The working domain is that of fluid power systems. Conceptual design in this domain is a configuration design task, requiring the selection and connection of a set of standard domain components into a system that will meet the given specification. An archive of design examples in this domain has been constructed; so too has a means of describing these design problems and solutions in a computationally tractable fashion.
Artificial Intelligence and Conceptual Design Synthesis
The application of inductive machine learning algorithms provides a means by which the implicit heuristics might be accessed. These algorithms have arisen from AI attempts to mimic human-like learning; each algorithm attempts to acquire, in its own particular manner, a generalised description of some concept from the evidence contained within a set of examples of that concept. As such, they would seem to hold some promise for the capture of the heuristics from examples of their application. These learned heuristics could then be incorporated within a computer system providing the appropriate mechanisms for invoking and applying this knowledge.

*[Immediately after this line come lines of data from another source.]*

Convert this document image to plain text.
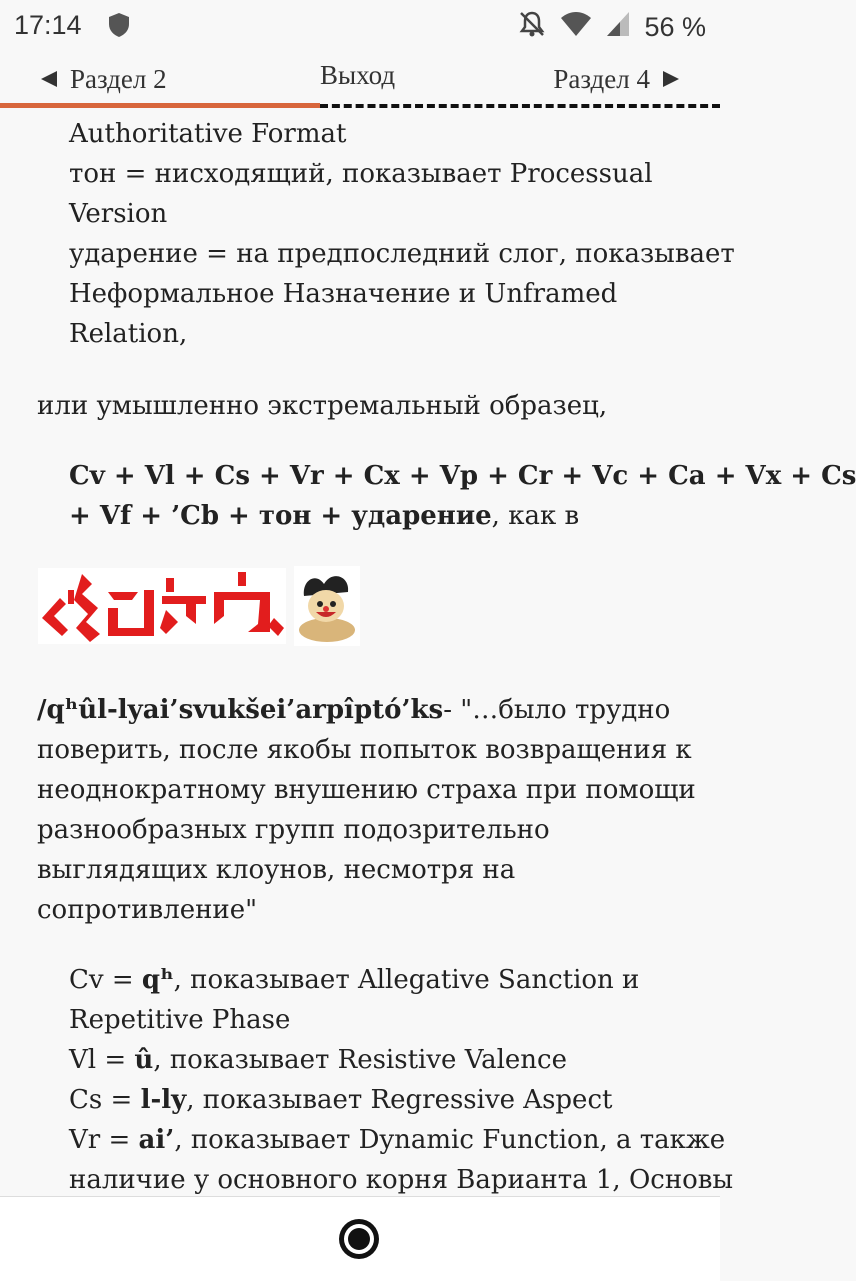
17:14	56 %
Раздел 2	Выход	Раздел 4
Authoritative Format
тон = нисходящий, показывает Processual
Version
ударение = на предпоследний слог, показывает
Неформальное Назначение и Unframed
Relation,
или умышленно экстремальный образец,
Cv + Vl + Cs + Vr + Cx + Vp + Cr + Vc + Ca + Vx + Cs
+ Vf + ’Cb + тон + ударение, как в
/qʰûl-lyai’svukšei’arpîptó’ks- "…было трудно
поверить, после якобы попыток возвращения к
неоднократному внушению страха при помощи
разнообразных групп подозрительно
выглядящих клоунов, несмотря на
сопротивление"
Cv = qʰ, показывает Allegative Sanction и
Repetitive Phase
Vl = û, показывает Resistive Valence
Cs = l-ly, показывает Regressive Aspect
Vr = ai’, показывает Dynamic Function, а также
наличие у основного корня Варианта 1, Основы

As will be seen, algorithms of three types - artificial neural networks, classification construction and conceptual clustering - have been applied to this learning task for the design problem in hand, and a number of intelligent design systems incorporating the learned heuristics have been constructed. These systems are able to generate seemingly good design solutions in response to certain design problems; however, their knowledge contains errors and is incomplete, resulting in unsatisfactory overall performance. This poor performance might be attributed to the nature of the available design examples, but is probably better ascribed to the lack of sophistication of the algorithms themselves, which display learning capabilities far below those of humans.
In response to these problems, a second approach to exploiting the heuristic knowledge embodied in the design examples has been devised and implemented. This is termed Case- Informed Reasoning, an adaptation of the Case-Based Reasoning paradigm of problem solving. This approach involves developing solutions in poorly understood domains through analogical reasoning - solutions to new problems are suggested by analogy with the manner in which similar problems were solved successfully in the past. So, rather than attempting to learn generalised heuristics from the examples, instead the information contained within specific examples is used to inform the design decisions at the time at which they are made.
This Case-Informed Reasoning method requires a greater amount of background knowledge of the domain, but it is consistent in its ability to generate good solutions. The method would seem to present a practical way of utilising the knowledge contained in the archive given the current level of understanding of design processes, and of human intelligence in general.